I wrote an article with the
above title. This article has since been
published in the proceedings of the International Risk Assessment
and Horizon Scanning Symposium 2010 (IRAHSS) in
[Opening Excerpt]
Man
continues to chase the notion that systems should be capable of digesting
daunting volumes of data and making sufficient sense of this data such that novel,
specific, and accurate insight can be derived without direct human
involvement. While there are many major
breakthroughs in computation and storage, advances in sensemaking systems have
not enjoyed the same significant gains.
This
article suggests that the single most fundamental capability required to make a
sensemaking system is the system’s ability to recognize when multiple
references to the same entity (often from different source systems) are in fact
the same entity. For example, it is essential
to understand the difference between three transactions carried out by three
people versus one person who carried out all three transactions. Without the ability to determine when
entities are the same, it quickly becomes clear that sensemaking is all but
impossible.
Full article here.
I find most organizations have underestimated this principle: If a system cannot count, it cannot predict. While I covered this point in some detail in a previous post, this new article is more complete and has a section entitled Expert Counting Systems: Essential Ingredients For Sensemaking which covers such issues as:
- Expert counting engines should not rely on training data.
- Counted
entities should accumulate features.
- Entities
believed to be the same should be asserted as same.
- Expert
counting benefits from favoring the false negatives.
- New
observations should reverse earlier assertions.
- Full
attribution/pedigree of each observation should be maintained.
- It
should be fast in order to digest the historical data.
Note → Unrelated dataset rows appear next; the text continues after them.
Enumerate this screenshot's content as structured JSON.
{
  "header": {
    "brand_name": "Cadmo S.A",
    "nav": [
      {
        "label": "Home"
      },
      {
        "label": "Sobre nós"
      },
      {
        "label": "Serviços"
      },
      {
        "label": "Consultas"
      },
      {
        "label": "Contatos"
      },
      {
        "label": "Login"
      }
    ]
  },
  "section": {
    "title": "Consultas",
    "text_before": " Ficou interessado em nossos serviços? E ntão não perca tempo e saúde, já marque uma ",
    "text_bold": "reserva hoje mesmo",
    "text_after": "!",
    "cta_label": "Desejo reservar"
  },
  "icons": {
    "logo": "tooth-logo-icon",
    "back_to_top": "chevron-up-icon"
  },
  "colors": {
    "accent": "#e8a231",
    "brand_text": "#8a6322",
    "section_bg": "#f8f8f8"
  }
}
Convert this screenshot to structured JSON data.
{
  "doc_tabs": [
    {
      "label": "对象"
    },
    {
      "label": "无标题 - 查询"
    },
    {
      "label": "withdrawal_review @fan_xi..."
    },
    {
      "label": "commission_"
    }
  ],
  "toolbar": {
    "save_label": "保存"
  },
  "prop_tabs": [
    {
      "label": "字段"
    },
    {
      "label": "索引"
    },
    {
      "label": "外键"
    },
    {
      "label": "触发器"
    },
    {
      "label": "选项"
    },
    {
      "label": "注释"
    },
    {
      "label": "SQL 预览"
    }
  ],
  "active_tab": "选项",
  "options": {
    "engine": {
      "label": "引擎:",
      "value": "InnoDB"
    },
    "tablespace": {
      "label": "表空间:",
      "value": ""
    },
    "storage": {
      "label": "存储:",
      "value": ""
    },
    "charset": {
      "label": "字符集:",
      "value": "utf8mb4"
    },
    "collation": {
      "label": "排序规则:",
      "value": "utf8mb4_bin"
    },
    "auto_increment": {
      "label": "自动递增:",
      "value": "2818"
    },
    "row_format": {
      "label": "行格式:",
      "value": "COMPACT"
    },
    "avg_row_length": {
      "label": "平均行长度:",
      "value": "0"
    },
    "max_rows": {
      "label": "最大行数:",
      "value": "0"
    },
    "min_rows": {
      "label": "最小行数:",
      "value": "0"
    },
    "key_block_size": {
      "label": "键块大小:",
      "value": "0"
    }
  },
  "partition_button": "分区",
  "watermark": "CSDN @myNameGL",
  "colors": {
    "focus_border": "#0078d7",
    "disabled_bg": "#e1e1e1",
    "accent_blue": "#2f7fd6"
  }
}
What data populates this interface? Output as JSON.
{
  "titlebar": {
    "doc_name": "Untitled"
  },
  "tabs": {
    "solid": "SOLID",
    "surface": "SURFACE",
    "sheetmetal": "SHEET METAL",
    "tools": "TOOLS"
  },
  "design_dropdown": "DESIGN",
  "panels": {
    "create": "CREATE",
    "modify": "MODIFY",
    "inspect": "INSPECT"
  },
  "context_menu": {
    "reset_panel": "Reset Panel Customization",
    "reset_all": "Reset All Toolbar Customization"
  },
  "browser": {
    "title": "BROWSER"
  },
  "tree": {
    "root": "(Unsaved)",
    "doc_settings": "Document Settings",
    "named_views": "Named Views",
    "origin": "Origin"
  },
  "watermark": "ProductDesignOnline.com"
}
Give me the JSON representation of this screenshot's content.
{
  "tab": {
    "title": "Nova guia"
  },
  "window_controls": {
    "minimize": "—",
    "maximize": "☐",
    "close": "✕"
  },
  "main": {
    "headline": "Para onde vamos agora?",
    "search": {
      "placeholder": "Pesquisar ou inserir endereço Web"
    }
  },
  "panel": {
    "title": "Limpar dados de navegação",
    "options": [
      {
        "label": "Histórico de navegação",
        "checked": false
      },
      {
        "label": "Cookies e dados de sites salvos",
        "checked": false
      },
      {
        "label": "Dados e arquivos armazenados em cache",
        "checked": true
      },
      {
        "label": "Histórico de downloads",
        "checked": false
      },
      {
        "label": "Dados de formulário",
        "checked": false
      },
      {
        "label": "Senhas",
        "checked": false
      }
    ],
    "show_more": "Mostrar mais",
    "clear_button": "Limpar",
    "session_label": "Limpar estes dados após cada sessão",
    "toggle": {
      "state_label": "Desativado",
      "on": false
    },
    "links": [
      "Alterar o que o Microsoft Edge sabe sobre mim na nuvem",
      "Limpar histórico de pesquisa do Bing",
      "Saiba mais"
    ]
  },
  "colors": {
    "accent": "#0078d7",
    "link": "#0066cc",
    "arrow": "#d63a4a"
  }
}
- It should be real time so that counting assertions can be made as the transaction is happening, in time to do something about it.
Anyway, long story short, expert counting is non-trivial, especially at scale, and lots more must be done in this area.
Miscellaneous Note: Over the years I’ve sometimes used the term Semantic Reconciliation (recognizing two things are the same despite having been described differently) to describe counting. And, many have heard me or others using the term Entity Resolution or Identity Resolution. Yes, more words that relate to counting … especially with respect to people or organizations: is this about one person or two? Unfortunately, trying to explain these terms to non-technical people has been a bit of work, so now in an attempt to make the concept more consumable … maybe the term “Expert Counting” is an improvement.
RELATED POSTS
This "Counting Problem" is more commonly known as the (Semantic) Equivalency Problem.
Posted by: James Paul White | May 31, 2010 at 04:23 AM
Jeff,
Great article. While entity resolution / semantic equivalency isn't glamorous, it is indeed fundamental. As they say, garbage in, garbage out.
Also enjoyed piece on data finds data a while back.
Cheers,
Dave
Posted by: Kellblog | June 02, 2010 at 10:45 AM
Bill James radically transformed the world baseball analysis. He did so by creating a canonical process for looking at player performance -- based on accurate counting.
"So if we can't tell who the good fielders are accurately from the record books, and we can't tell accurately from watching, how can we tell?
*By counting things*." Bill James, attributed by Michael Lewis in MoneyBall page 69
Posted by: Abe | July 08, 2010 at 05:35 PM